Le cose vanno addirittura peggio in Oblivion di Joseph Kosinski (se non l'avete ancora visto non proseguite nella lettura: pericolo spoiler!). Anche qui il futuro è distopico, intelligenze aliene governano il mondo meglio di noi, rivelandosi alla fine però ugualmente odiose e parassitarie. Solo che stavolta l'identità non si sdoppia, raddoppia. Al centro del film il problema del clone (anche per la natura derivativa dell'operazione). Fondamentalmente è un'evoluzione del vecchio e caro androide di dickiana memoria, ma senza il pathos dei suoi romanzi.
L'idea particolarmente sinistra di Oblivion è che il clone non sia necessariamente un male. Anzi. Nel momento in cui nel clone non registriamo solo il trasferimento dell'identico (inteso come puro decalco esteriore) ma anche dell'identitario (che afferisce a un nucleo interiore più profondo), ci siamo inventati un rimedio incredibile alla mortalità già su questa terra: muore uno? Poco male, ecco il clone uguale in tutto e per tutto– stessa memoria, sentimenti, carattere, etc… - pronto a prendere il suo posto.
Colpisce la disinvoltura con cui certe idee vengono propugnate.
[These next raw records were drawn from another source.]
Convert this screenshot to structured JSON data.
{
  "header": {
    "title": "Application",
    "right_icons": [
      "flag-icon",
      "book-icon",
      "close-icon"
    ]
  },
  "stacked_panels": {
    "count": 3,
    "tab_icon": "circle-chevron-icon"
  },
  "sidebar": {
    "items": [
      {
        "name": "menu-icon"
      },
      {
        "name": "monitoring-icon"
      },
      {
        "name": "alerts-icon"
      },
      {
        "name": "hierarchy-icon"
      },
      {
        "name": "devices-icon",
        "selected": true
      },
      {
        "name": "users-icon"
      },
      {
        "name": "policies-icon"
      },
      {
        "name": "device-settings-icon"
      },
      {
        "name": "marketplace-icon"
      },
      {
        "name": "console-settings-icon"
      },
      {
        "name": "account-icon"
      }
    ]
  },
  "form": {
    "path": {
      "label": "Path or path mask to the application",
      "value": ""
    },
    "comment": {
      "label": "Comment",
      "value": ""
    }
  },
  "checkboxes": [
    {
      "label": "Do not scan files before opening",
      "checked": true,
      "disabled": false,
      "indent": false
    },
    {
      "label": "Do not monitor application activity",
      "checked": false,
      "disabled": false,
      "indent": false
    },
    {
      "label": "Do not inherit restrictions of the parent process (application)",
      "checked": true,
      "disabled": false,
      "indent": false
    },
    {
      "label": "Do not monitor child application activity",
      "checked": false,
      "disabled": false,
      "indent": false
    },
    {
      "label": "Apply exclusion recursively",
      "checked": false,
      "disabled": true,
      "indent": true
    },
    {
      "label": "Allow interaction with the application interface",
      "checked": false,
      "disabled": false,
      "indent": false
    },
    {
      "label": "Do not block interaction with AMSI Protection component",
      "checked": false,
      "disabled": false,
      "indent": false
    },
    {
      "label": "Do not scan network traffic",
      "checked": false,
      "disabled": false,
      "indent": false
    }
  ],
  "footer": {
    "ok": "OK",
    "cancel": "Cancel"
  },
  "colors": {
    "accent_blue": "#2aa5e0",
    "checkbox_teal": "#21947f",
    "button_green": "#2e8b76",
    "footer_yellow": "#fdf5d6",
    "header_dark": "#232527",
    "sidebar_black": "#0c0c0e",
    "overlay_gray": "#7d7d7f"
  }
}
Qui gli sceneggiatori mischiano empirismo (Locke e Hume) ed eugenetica con una faciloneria d'arresto. E' sparito non solo il senso della tragedia ma persino quello del ridicolo. Il principio d'individuazione, un tempo caro agli americani, può essere barattato a favore della perpetuazione sine die di un identico ambiguamente confuso con l'identità.
A tal proposito Hans Jonas sosteneva che il "chi sono?" è una domanda che “deve provenire dal segreto e può trovare risposta soltanto se la ricerca resta accompagnata dal segreto”. Quel segreto, per Jonas, è l'azzardo che segna l'esistenza di ciascuno di noi nel momento della sua angosciante apertura: “L'artificiale esser noto all'inizio, l'assenza soggettiva del segreto, distrugge la condizione di autentica crescita. [...] In poche parole, il prodotto della clonazione è defraudato in anticipo della libertà, che può prosperare solo sotto la protezione del non sapere. Defraudare volutamente di questa libertà un essere umano che deve ancora nascere è, perciò, un crimine imperdonabile che non si deve commettere neppure un'unica volta”.
Una posizione che il filosofo tedesco sosteneva in un libro di tre decenni fa. Basterebbe riprenderla oggi per smontare sul nascere il più facile entusiasmo bioetico. Agli sceneggiatori hollywoodiani suggeriamo perciò caldamente un ripasso. Perché se è vero che la vita va vissuta in avanti, "per capirla bisogna tornare indietro". Kierkegaard docet.